True, I remember there was also something of a shortage of Wii kits for a long time at least for my developer shop we were low on the priority list so we only had on Wii developer box for the US branch for at least a year after the Wii came out.


Publishers front money (and having money often leads to needing more money) and provide a lot of expertise to get a game over the finish line.


Publishers give game developers money. They need a publisher to fund the project if the budget grows...


Plus provide support with all the non-game-development things involved in a game development project. Just look at Obsidian who partnered with Paradox Interactive for Pillars of Eternity. They didn't need more money, but they wanted their expertise in publishing.

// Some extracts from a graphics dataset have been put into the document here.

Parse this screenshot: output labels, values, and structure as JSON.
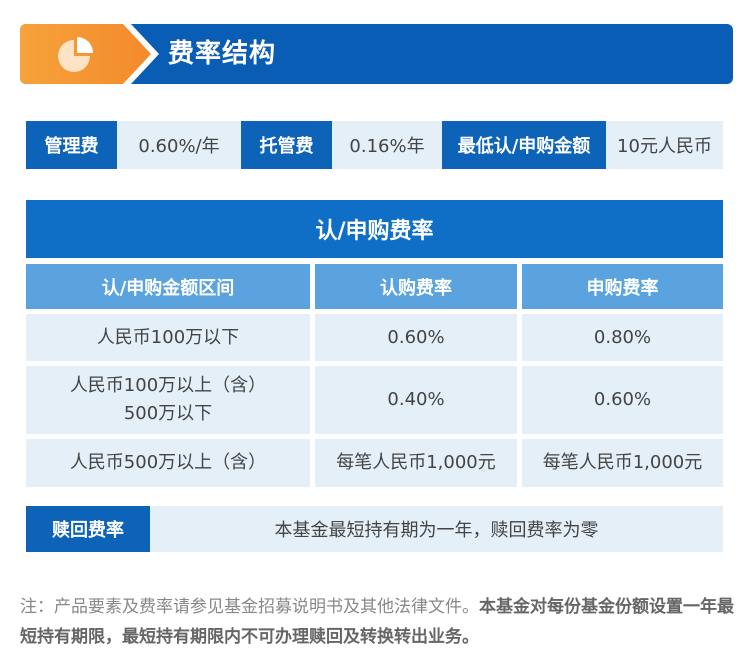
{
  "header": {
    "title": "费率结构",
    "icon": "pie-chart-icon"
  },
  "info": [
    {
      "label": "管理费",
      "value": "0.60%/年"
    },
    {
      "label": "托管费",
      "value": "0.16%年"
    },
    {
      "label": "最低认/申购金额",
      "value": "10元人民币"
    }
  ],
  "rate_table": {
    "title": "认/申购费率",
    "headers": [
      "认/申购金额区间",
      "认购费率",
      "申购费率"
    ],
    "rows": [
      {
        "range": "人民币100万以下",
        "range_line2": "",
        "subscribe": "0.60%",
        "purchase": "0.80%"
      },
      {
        "range": "人民币100万以上（含）",
        "range_line2": "500万以下",
        "subscribe": "0.40%",
        "purchase": "0.60%"
      },
      {
        "range": "人民币500万以上（含）",
        "range_line2": "",
        "subscribe": "每笔人民币1,000元",
        "purchase": "每笔人民币1,000元"
      }
    ]
  },
  "redeem": {
    "label": "赎回费率",
    "value": "本基金最短持有期为一年，赎回费率为零"
  },
  "note": {
    "normal": "注：产品要素及费率请参见基金招募说明书及其他法律文件。",
    "bold": "本基金对每份基金份额设置一年最短持有期限，最短持有期限内不可办理赎回及转换转出业务。"
  },
  "colors": {
    "primary": "#0d63b8",
    "accent": "#f3892b",
    "header_cell": "#5aa3de",
    "cell_bg": "#e4eff8"
  }
}
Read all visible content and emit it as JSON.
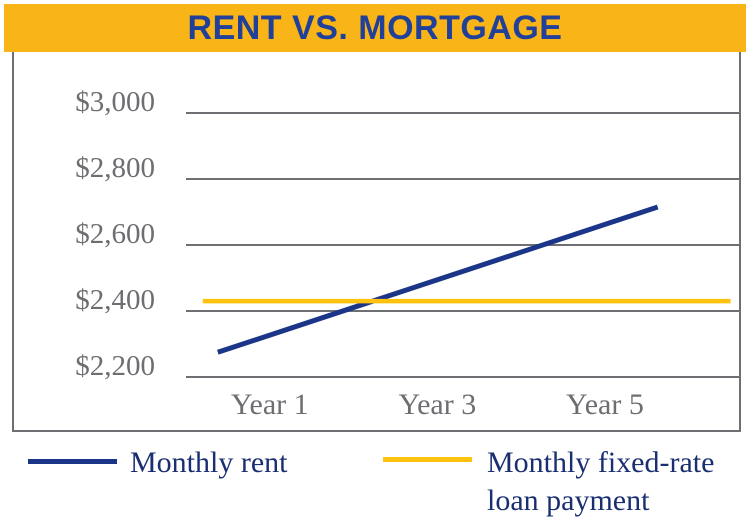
{
  "colors": {
    "gold_bar": "#F9B517",
    "line_yellow": "#FFC20E",
    "line_navy": "#1B3688",
    "title_navy": "#21409A",
    "legend_navy": "#1A2F72",
    "grid_gray": "#6E6F72",
    "label_gray": "#6D6E71"
  },
  "header": {
    "title": "RENT VS. MORTGAGE"
  },
  "chart_data": {
    "type": "line",
    "title": "RENT VS. MORTGAGE",
    "xlabel": "",
    "ylabel": "",
    "x_axis": {
      "unit": "year",
      "range": [
        0,
        6.6
      ],
      "ticks": [
        {
          "label": "Year 1",
          "year": 1
        },
        {
          "label": "Year 3",
          "year": 3
        },
        {
          "label": "Year 5",
          "year": 5
        }
      ]
    },
    "y_axis": {
      "unit": "$ per month",
      "range": [
        2200,
        3000
      ],
      "gridline_step": 200,
      "ticks": [
        {
          "label": "$3,000",
          "value": 3000
        },
        {
          "label": "$2,800",
          "value": 2800
        },
        {
          "label": "$2,600",
          "value": 2600
        },
        {
          "label": "$2,400",
          "value": 2400
        },
        {
          "label": "$2,200",
          "value": 2200
        }
      ]
    },
    "series": [
      {
        "name": "Monthly rent",
        "color": "#1B3688",
        "stroke_width": 5,
        "points": [
          {
            "year": 0.38,
            "value": 2275
          },
          {
            "year": 5.63,
            "value": 2715
          }
        ]
      },
      {
        "name": "Monthly fixed-rate loan payment",
        "color": "#FFC20E",
        "stroke_width": 4.5,
        "points": [
          {
            "year": 0.2,
            "value": 2430
          },
          {
            "year": 6.5,
            "value": 2430
          }
        ]
      }
    ],
    "legend_position": "bottom",
    "grid": "horizontal-only",
    "annotations": "Rising rent line crosses flat fixed-rate loan payment line shortly before Year 3"
  },
  "legend": {
    "items": [
      {
        "label": "Monthly rent",
        "color": "#1B3688"
      },
      {
        "label": "Monthly fixed-rate loan payment",
        "color": "#FFC20E"
      }
    ]
  }
}
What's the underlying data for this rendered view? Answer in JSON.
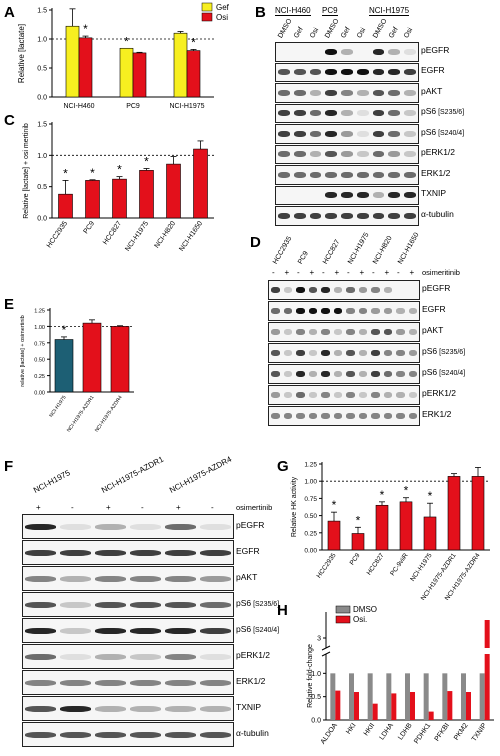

Cause they overscoped the promised project to something needed a Publisher, wasting months of time with an engine switch which make only sense in the case of preparing for a publisher pitch.


I think this is what I was getting at: they made some bad decisions. If I understand the original project/proposal (maybe I've got this very wrong), but they essentially just had to take an existing concept and build it in a new engine? That shouldn't be too much work, should it? Still a lot of work, but not something from nothing?